Het lijden van de mens is inderdaad een fundamenteel gebrek aan erkenning. Ik voel zo goed wat er bedoeld wordt met “met je totale wezen in relatie treden”. Ik beleef het steeds intenser. Keerzijde van de medaille is dat ik me steeds onbegrepener voel. Mijn enthousiasme is geen streven, het is een gevolg van een intens, mooi gevoel van verbondenheid. Ik heb dit gevoel het vaakst bij mensen die in een of andere vorm van armoede leven. Steeds wil ik blijven streven naar een liefdevolle maatschappij.
Martin Buber, Joodse godsdienstfilosoof.
Martin Buber werd op 8 februari 1878 in Wenen geboren en werd een bekend godsdienstfilosoof. Hij stierf in 1963. In 1923 kwam zijn meest bekende filosofische werk “Ich und du” (Ik en gij) uit. Dit werk, een filosofie van de dialoog, behandelt de verhouding tussen de mens en G’d en tussen de mens en zijn medemens.
Volgens Buber kan een mens slechts ‘ik’ zeggen dankzij het ‘jij’. Het gaat om de relatie. Pas in de relatie ga ik bestaan… In de werkelijke ontmoeting wordt het ‘ik’ van de mens namelijk veranderd door het ‘gij’ van de ander. Alleen dat voorkomt dat de ander als object wordt gezien dat men naar believen al of niet gebruikt ten eigen behoeve.
Alle menselijke verhoudingen zijn gegrond in de verhouding van de mens tot God, die als alle waarlijk persoonlijke verhoudingen ook een ‘IK-GIJ’ verhouding is.
Daarover schrijft hij: ‘Dat je God nodig hebt, meer dan al het andere, dat weet je diep in je hart altijd en je hebt het altijd geweten; maar ook dat God jou nodig heeft, in de volheid van zijn eeuwigheid jou? Je hebt God nodig om te zijn en God heeft jou nodig – voor wat de zin van jouw leven is. Dat de wereld er is, dat de mens er is, dat wij er zijn, jij en ik, dat heeft een goddelijke zin.’
Het gaat hem om het helen van de breuk tussen mens en mens, tussen materie en geest, tussen het profane en het heilige, tussen God en de wereld. Het eren van God houdt in dat de mens met zijn hele bestaan gericht is op de bevrijding van de wereld.

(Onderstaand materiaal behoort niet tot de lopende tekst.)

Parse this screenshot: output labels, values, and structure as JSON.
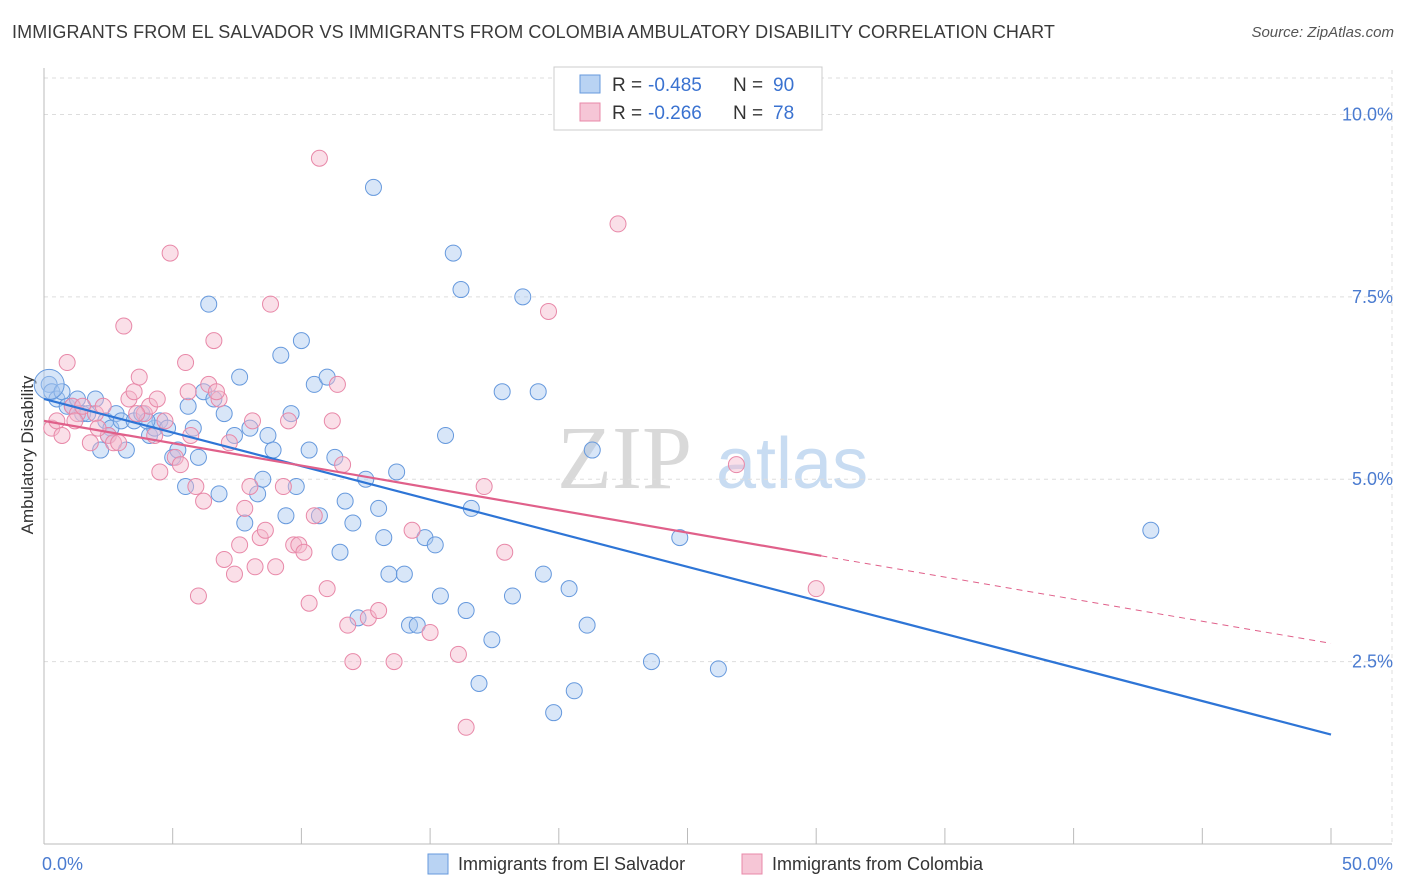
{
  "title": "IMMIGRANTS FROM EL SALVADOR VS IMMIGRANTS FROM COLOMBIA AMBULATORY DISABILITY CORRELATION CHART",
  "source": "Source: ZipAtlas.com",
  "watermark": {
    "zip": "ZIP",
    "atlas": "atlas"
  },
  "chart_data": {
    "type": "scatter",
    "title": "IMMIGRANTS FROM EL SALVADOR VS IMMIGRANTS FROM COLOMBIA AMBULATORY DISABILITY CORRELATION CHART",
    "xlabel": "",
    "ylabel": "Ambulatory Disability",
    "xlim": [
      0,
      50
    ],
    "ylim": [
      0,
      10.5
    ],
    "x_tick_labels": [
      {
        "value": 0,
        "label": "0.0%"
      },
      {
        "value": 50,
        "label": "50.0%"
      }
    ],
    "y_tick_labels": [
      {
        "value": 2.5,
        "label": "2.5%"
      },
      {
        "value": 5.0,
        "label": "5.0%"
      },
      {
        "value": 7.5,
        "label": "7.5%"
      },
      {
        "value": 10.0,
        "label": "10.0%"
      }
    ],
    "grid": true,
    "legend_position": "top-center",
    "series": [
      {
        "name": "Immigrants from El Salvador",
        "color": "#6699dd",
        "fill": "#a8c8f0",
        "line_color": "#2e75d6",
        "R": "-0.485",
        "N": "90",
        "trend": {
          "x": [
            0,
            50
          ],
          "y": [
            6.1,
            1.5
          ]
        },
        "points": [
          [
            0.2,
            6.3
          ],
          [
            0.3,
            6.2
          ],
          [
            0.5,
            6.1
          ],
          [
            0.7,
            6.2
          ],
          [
            0.9,
            6.0
          ],
          [
            1.1,
            6.0
          ],
          [
            1.3,
            6.1
          ],
          [
            1.5,
            5.9
          ],
          [
            1.7,
            5.9
          ],
          [
            2.0,
            6.1
          ],
          [
            2.2,
            5.4
          ],
          [
            2.4,
            5.8
          ],
          [
            2.6,
            5.7
          ],
          [
            2.8,
            5.9
          ],
          [
            3.0,
            5.8
          ],
          [
            3.2,
            5.4
          ],
          [
            3.5,
            5.8
          ],
          [
            3.8,
            5.9
          ],
          [
            4.1,
            5.6
          ],
          [
            4.3,
            5.7
          ],
          [
            4.5,
            5.8
          ],
          [
            4.8,
            5.7
          ],
          [
            5.0,
            5.3
          ],
          [
            5.2,
            5.4
          ],
          [
            5.5,
            4.9
          ],
          [
            5.6,
            6.0
          ],
          [
            5.8,
            5.7
          ],
          [
            6.0,
            5.3
          ],
          [
            6.2,
            6.2
          ],
          [
            6.4,
            7.4
          ],
          [
            6.6,
            6.1
          ],
          [
            6.8,
            4.8
          ],
          [
            7.0,
            5.9
          ],
          [
            7.4,
            5.6
          ],
          [
            7.6,
            6.4
          ],
          [
            7.8,
            4.4
          ],
          [
            8.0,
            5.7
          ],
          [
            8.3,
            4.8
          ],
          [
            8.5,
            5.0
          ],
          [
            8.7,
            5.6
          ],
          [
            8.9,
            5.4
          ],
          [
            9.2,
            6.7
          ],
          [
            9.4,
            4.5
          ],
          [
            9.6,
            5.9
          ],
          [
            9.8,
            4.9
          ],
          [
            10.0,
            6.9
          ],
          [
            10.3,
            5.4
          ],
          [
            10.5,
            6.3
          ],
          [
            10.7,
            4.5
          ],
          [
            11.0,
            6.4
          ],
          [
            11.3,
            5.3
          ],
          [
            11.5,
            4.0
          ],
          [
            11.7,
            4.7
          ],
          [
            12.0,
            4.4
          ],
          [
            12.2,
            3.1
          ],
          [
            12.5,
            5.0
          ],
          [
            12.8,
            9.0
          ],
          [
            13.0,
            4.6
          ],
          [
            13.2,
            4.2
          ],
          [
            13.4,
            3.7
          ],
          [
            13.7,
            5.1
          ],
          [
            14.0,
            3.7
          ],
          [
            14.2,
            3.0
          ],
          [
            14.5,
            3.0
          ],
          [
            14.8,
            4.2
          ],
          [
            15.2,
            4.1
          ],
          [
            15.4,
            3.4
          ],
          [
            15.6,
            5.6
          ],
          [
            15.9,
            8.1
          ],
          [
            16.2,
            7.6
          ],
          [
            16.4,
            3.2
          ],
          [
            16.6,
            4.6
          ],
          [
            16.9,
            2.2
          ],
          [
            17.4,
            2.8
          ],
          [
            17.8,
            6.2
          ],
          [
            18.2,
            3.4
          ],
          [
            18.6,
            7.5
          ],
          [
            19.2,
            6.2
          ],
          [
            19.4,
            3.7
          ],
          [
            19.8,
            1.8
          ],
          [
            20.4,
            3.5
          ],
          [
            20.6,
            2.1
          ],
          [
            21.1,
            3.0
          ],
          [
            21.3,
            5.4
          ],
          [
            23.6,
            2.5
          ],
          [
            24.7,
            4.2
          ],
          [
            26.2,
            2.4
          ],
          [
            43.0,
            4.3
          ],
          [
            4.0,
            5.8
          ],
          [
            2.5,
            5.6
          ]
        ]
      },
      {
        "name": "Immigrants from Colombia",
        "color": "#e888a8",
        "fill": "#f4b8cc",
        "line_color": "#e0608a",
        "R": "-0.266",
        "N": "78",
        "trend": {
          "x": [
            0,
            30.2
          ],
          "y": [
            5.8,
            3.95
          ]
        },
        "trend_dashed": {
          "x": [
            30.2,
            50
          ],
          "y": [
            3.95,
            2.75
          ]
        },
        "points": [
          [
            0.3,
            5.7
          ],
          [
            0.5,
            5.8
          ],
          [
            0.7,
            5.6
          ],
          [
            0.9,
            6.6
          ],
          [
            1.1,
            6.0
          ],
          [
            1.3,
            5.9
          ],
          [
            1.5,
            6.0
          ],
          [
            1.8,
            5.5
          ],
          [
            2.0,
            5.9
          ],
          [
            2.3,
            6.0
          ],
          [
            2.5,
            5.6
          ],
          [
            2.7,
            5.5
          ],
          [
            2.9,
            5.5
          ],
          [
            3.1,
            7.1
          ],
          [
            3.3,
            6.1
          ],
          [
            3.5,
            6.2
          ],
          [
            3.7,
            6.4
          ],
          [
            3.9,
            5.9
          ],
          [
            4.1,
            6.0
          ],
          [
            4.3,
            5.6
          ],
          [
            4.5,
            5.1
          ],
          [
            4.7,
            5.8
          ],
          [
            4.9,
            8.1
          ],
          [
            5.1,
            5.3
          ],
          [
            5.3,
            5.2
          ],
          [
            5.5,
            6.6
          ],
          [
            5.7,
            5.6
          ],
          [
            5.9,
            4.9
          ],
          [
            6.0,
            3.4
          ],
          [
            6.2,
            4.7
          ],
          [
            6.4,
            6.3
          ],
          [
            6.6,
            6.9
          ],
          [
            6.8,
            6.1
          ],
          [
            7.0,
            3.9
          ],
          [
            7.2,
            5.5
          ],
          [
            7.4,
            3.7
          ],
          [
            7.6,
            4.1
          ],
          [
            7.8,
            4.6
          ],
          [
            8.0,
            4.9
          ],
          [
            8.2,
            3.8
          ],
          [
            8.4,
            4.2
          ],
          [
            8.6,
            4.3
          ],
          [
            8.8,
            7.4
          ],
          [
            9.0,
            3.8
          ],
          [
            9.3,
            4.9
          ],
          [
            9.5,
            5.8
          ],
          [
            9.7,
            4.1
          ],
          [
            9.9,
            4.1
          ],
          [
            10.1,
            4.0
          ],
          [
            10.3,
            3.3
          ],
          [
            10.5,
            4.5
          ],
          [
            10.7,
            9.4
          ],
          [
            11.0,
            3.5
          ],
          [
            11.2,
            5.8
          ],
          [
            11.4,
            6.3
          ],
          [
            11.6,
            5.2
          ],
          [
            11.8,
            3.0
          ],
          [
            12.0,
            2.5
          ],
          [
            12.6,
            3.1
          ],
          [
            13.0,
            3.2
          ],
          [
            13.6,
            2.5
          ],
          [
            14.3,
            4.3
          ],
          [
            15.0,
            2.9
          ],
          [
            16.1,
            2.6
          ],
          [
            16.4,
            1.6
          ],
          [
            17.1,
            4.9
          ],
          [
            17.9,
            4.0
          ],
          [
            19.6,
            7.3
          ],
          [
            22.3,
            8.5
          ],
          [
            26.9,
            5.2
          ],
          [
            30.0,
            3.5
          ],
          [
            1.2,
            5.8
          ],
          [
            2.1,
            5.7
          ],
          [
            3.6,
            5.9
          ],
          [
            4.4,
            6.1
          ],
          [
            5.6,
            6.2
          ],
          [
            6.7,
            6.2
          ],
          [
            8.1,
            5.8
          ]
        ]
      }
    ]
  }
}
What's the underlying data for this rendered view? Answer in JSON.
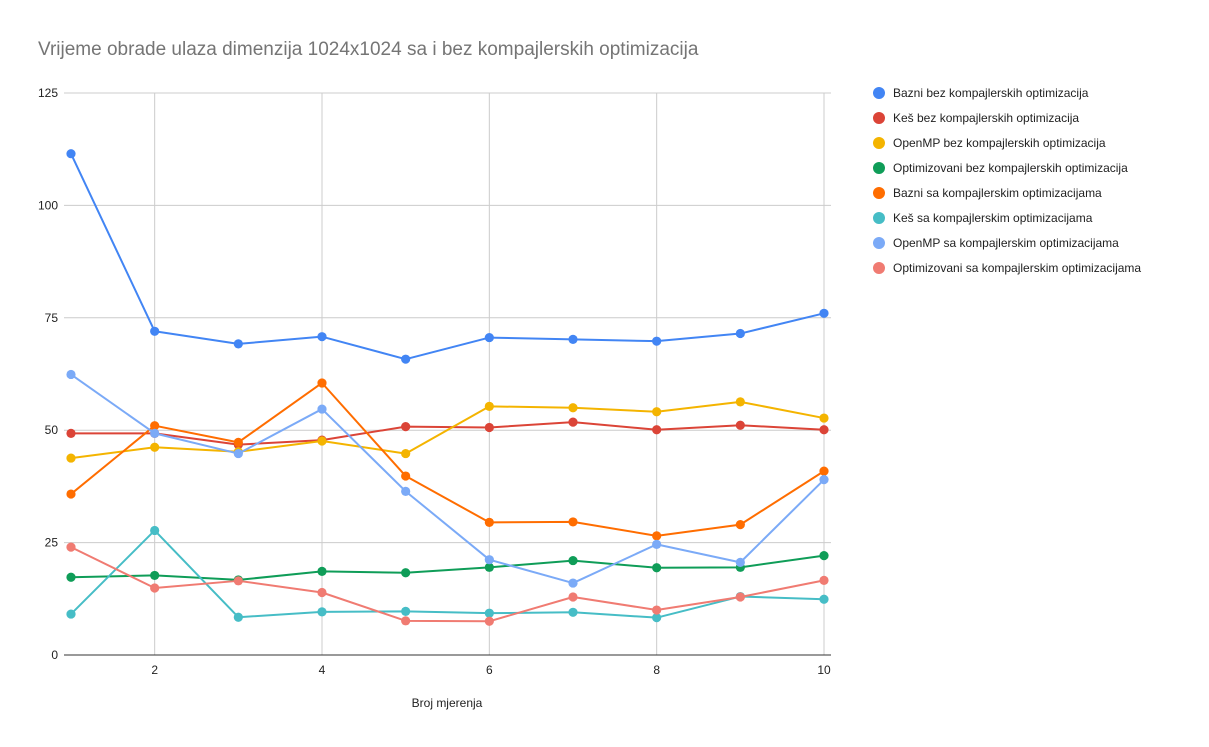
{
  "chart_data": {
    "type": "line",
    "title": "Vrijeme obrade ulaza dimenzija 1024x1024 sa i bez kompajlerskih optimizacija",
    "xlabel": "Broj mjerenja",
    "ylabel": "",
    "x": [
      1,
      2,
      3,
      4,
      5,
      6,
      7,
      8,
      9,
      10
    ],
    "xlim": [
      1,
      10
    ],
    "ylim": [
      0,
      125
    ],
    "x_ticks": [
      2,
      4,
      6,
      8,
      10
    ],
    "y_ticks": [
      0,
      25,
      50,
      75,
      100,
      125
    ],
    "grid": true,
    "legend_position": "right",
    "series": [
      {
        "name": "Bazni bez kompajlerskih optimizacija",
        "color": "#4285f4",
        "values": [
          111.5,
          72.0,
          69.2,
          70.8,
          65.8,
          70.6,
          70.2,
          69.8,
          71.5,
          76.0
        ]
      },
      {
        "name": "Keš bez kompajlerskih optimizacija",
        "color": "#db4437",
        "values": [
          49.3,
          49.3,
          46.8,
          47.8,
          50.8,
          50.6,
          51.8,
          50.1,
          51.1,
          50.1
        ]
      },
      {
        "name": "OpenMP bez kompajlerskih optimizacija",
        "color": "#f4b400",
        "values": [
          43.8,
          46.2,
          45.2,
          47.6,
          44.8,
          55.3,
          55.0,
          54.1,
          56.3,
          52.7
        ]
      },
      {
        "name": "Optimizovani bez kompajlerskih optimizacija",
        "color": "#0f9d58",
        "values": [
          17.3,
          17.7,
          16.7,
          18.6,
          18.3,
          19.5,
          21.0,
          19.4,
          19.5,
          22.1
        ]
      },
      {
        "name": "Bazni sa kompajlerskim optimizacijama",
        "color": "#ff6d00",
        "values": [
          35.8,
          51.0,
          47.3,
          60.5,
          39.8,
          29.5,
          29.6,
          26.5,
          29.0,
          40.9
        ]
      },
      {
        "name": "Keš sa kompajlerskim optimizacijama",
        "color": "#46bdc6",
        "values": [
          9.1,
          27.7,
          8.4,
          9.6,
          9.7,
          9.3,
          9.5,
          8.3,
          13.0,
          12.4
        ]
      },
      {
        "name": "OpenMP sa kompajlerskim optimizacijama",
        "color": "#7baaf7",
        "values": [
          62.4,
          49.3,
          44.8,
          54.7,
          36.4,
          21.2,
          16.0,
          24.6,
          20.6,
          39.0
        ]
      },
      {
        "name": "Optimizovani sa kompajlerskim optimizacijama",
        "color": "#f07b72",
        "values": [
          24.0,
          14.9,
          16.5,
          13.9,
          7.6,
          7.5,
          12.9,
          10.0,
          12.9,
          16.6
        ]
      }
    ]
  }
}
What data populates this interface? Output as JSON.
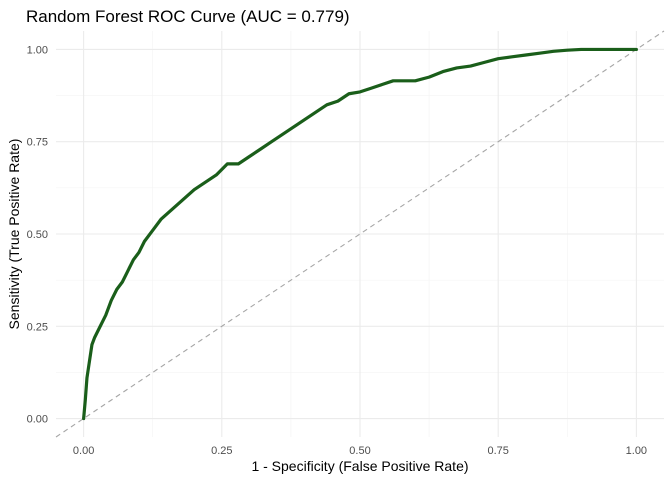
{
  "chart_data": {
    "type": "line",
    "title": "Random Forest ROC Curve (AUC = 0.779)",
    "xlabel": "1 - Specificity (False Positive Rate)",
    "ylabel": "Sensitivity (True Positive Rate)",
    "xlim": [
      -0.05,
      1.05
    ],
    "ylim": [
      -0.05,
      1.05
    ],
    "x_ticks": [
      0.0,
      0.25,
      0.5,
      0.75,
      1.0
    ],
    "y_ticks": [
      0.0,
      0.25,
      0.5,
      0.75,
      1.0
    ],
    "x_tick_labels": [
      "0.00",
      "0.25",
      "0.50",
      "0.75",
      "1.00"
    ],
    "y_tick_labels": [
      "0.00",
      "0.25",
      "0.50",
      "0.75",
      "1.00"
    ],
    "grid": true,
    "series": [
      {
        "color": "#1a5e1a",
        "x": [
          0.0,
          0.003,
          0.006,
          0.01,
          0.015,
          0.02,
          0.03,
          0.04,
          0.05,
          0.06,
          0.07,
          0.08,
          0.09,
          0.1,
          0.11,
          0.125,
          0.14,
          0.155,
          0.17,
          0.185,
          0.2,
          0.22,
          0.24,
          0.26,
          0.28,
          0.3,
          0.32,
          0.34,
          0.36,
          0.38,
          0.4,
          0.42,
          0.44,
          0.46,
          0.48,
          0.5,
          0.52,
          0.54,
          0.56,
          0.58,
          0.6,
          0.625,
          0.65,
          0.675,
          0.7,
          0.725,
          0.75,
          0.775,
          0.8,
          0.825,
          0.85,
          0.875,
          0.9,
          0.95,
          1.0
        ],
        "y": [
          0.0,
          0.05,
          0.11,
          0.15,
          0.2,
          0.22,
          0.25,
          0.28,
          0.32,
          0.35,
          0.37,
          0.4,
          0.43,
          0.45,
          0.48,
          0.51,
          0.54,
          0.56,
          0.58,
          0.6,
          0.62,
          0.64,
          0.66,
          0.69,
          0.69,
          0.71,
          0.73,
          0.75,
          0.77,
          0.79,
          0.81,
          0.83,
          0.85,
          0.86,
          0.88,
          0.885,
          0.895,
          0.905,
          0.915,
          0.915,
          0.915,
          0.925,
          0.94,
          0.95,
          0.955,
          0.965,
          0.975,
          0.98,
          0.985,
          0.99,
          0.995,
          0.998,
          1.0,
          1.0,
          1.0
        ]
      },
      {
        "color": "#a6a6a6",
        "x": [
          -0.05,
          1.05
        ],
        "y": [
          -0.05,
          1.05
        ]
      }
    ]
  }
}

In de bijbel speelt het woord “chèsèd” een belangrijke rol. Je zou dit Hebreeuwse woord kunnen vertalen met verbondenheid, trouw, solidariteit.
Bij ons woord “solidariteit” gaat het er niet in de eerste plaats om, dat je mekaar lief vindt, of sympathiek … dan is het niet eens zo moeilijk om elkaar lief te hebben, dan houd je het wel uit met mekaar… hoe lastig het soms ook is. Neen, in deze liefde gaat het juist ook om diegenen, die je niet direct sympathiek vindt, om hen die niet lief voor jou zijn… hier gaat om een keuze om elkaar in verbondenheid vrij te laten – om elkaar niet te onderdrukken, niet te verarmen, niet te kwetsen, hier gaat het erom elkaar recht te doen… als mens… omdat mensen voor God – Israëls God – allen even “lievenswaard” zijn.
Het Hebreeuwse woord chèsèd (gr. agapè) is een woord dat zin krijgt in een relatie. In de eerste plaats tussen G’d en mens: een mens antwoordt op de liefde van God. God is niets zonder een antwoordend mens, een mens is niets zonder een solidaire God. In de Bijbel is het zo, dat de relatie tussen God en mens pas betekenis krijgt als die zijn weerslag krijgt op de relatie tussen mens en mens. Hier – met de voeten in de aarde – moet solidariteit gevierd, geleefd worden, anders leeft het niet. Ik ga pas bestaan omdat er een jij is, een tegenover. En deze tegenover maakt mij tot ik en ook tot jij. Ik en G/gij. Een relatie. Daarover gaat het dus.
En in die oude stadswijk ben ik één van die mensen geworden, die het best tot jij worden als ze proberen te kruipen in de leefwereld van een ander, een kwetsbare jij. Niet om macht te krijgen over die ander en zijn leefwereld, maar om zelf jij te worden. Ik en gij! Gij en ik.